Temperatures & Acoustics

As for temperatures, here our stock results. What I open that front panel there’s a seven degree difference for the CPU while the GPU stays the same. I then mounted the front fan to the top exhaust and both our CPU and GPU dropped significantly versus the stock configuration. I’m surprised that be quiet! did not actually ship the system like this, but it’s probably because they want to keep the top panel to isolate some of the noise. We tested with the front panel on and with the top panel off. Look what happens to the temperatures when the add the top filter, both the GPU and CPU spike up a little bit but still gives us a much better results versus the stock configuration. As for the temperatures, at stock configuration it’s nothing to brag about, but in my front fan to top reconfiguration it is definitely much cooler than the majority of cases that I’ve tested. I definitely recommend you doing this if you buy the Pure Base 500. As for system noise, mean the fans are spinning at 900 RPM, definitely slower than anything else in my comparison. It is a very quiet enclosure indeed, and you will definitely increase the noise profile if you do relocate the front fan to the top, but not significantly.

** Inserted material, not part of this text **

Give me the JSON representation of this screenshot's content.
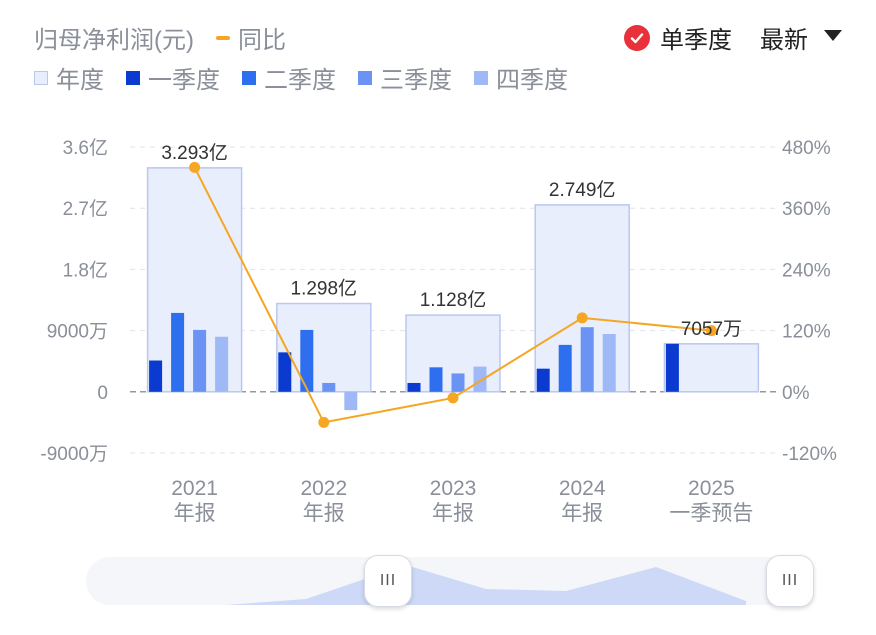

Where do we go from here? Well the Pure Based 500 isn’t super innovative. It’s not doing anything too drastically different versus everything else on the market. They are just trying to be competitive with the NZXT H510, the Phanteks P350X and P400A, and I don’t mind that at all. I really love the new metallic grey colour, the compact form factor, and everything about the assembly procedure and the cable management. It satisfies everything that I would want in a mid-tower of this caliber. It is a very quiet enclosure, but they are using lower RPM fans versus the competition. Also, relocating the front fan top the top of the case definitely improves the temperatures, but it doesn’t increase the noise profile, at least not significantly anyway. I was hoping for a slightly better designed filter for the top, because while it looks pretty and it’s magnetic, it’s just quite restrictive for airflow and it does not block out the noise anyway so you might just well keep it off to get better temperatures.

This case does not have a USB Type-C port and some of you might complain that it does not have any integrated lighting, but I kinda like the plain interior with my own purple illumination on the inside. If there was one thing to complain about it would be the price delta between the black, metallic grey, and the white variants. I understand paying $10 more for the tempered glass models, but it feels like the $85 metallic grey tempered glass model versus $70 black with a solid panel model is a bit too much of a price difference in the really competitive $70 case market.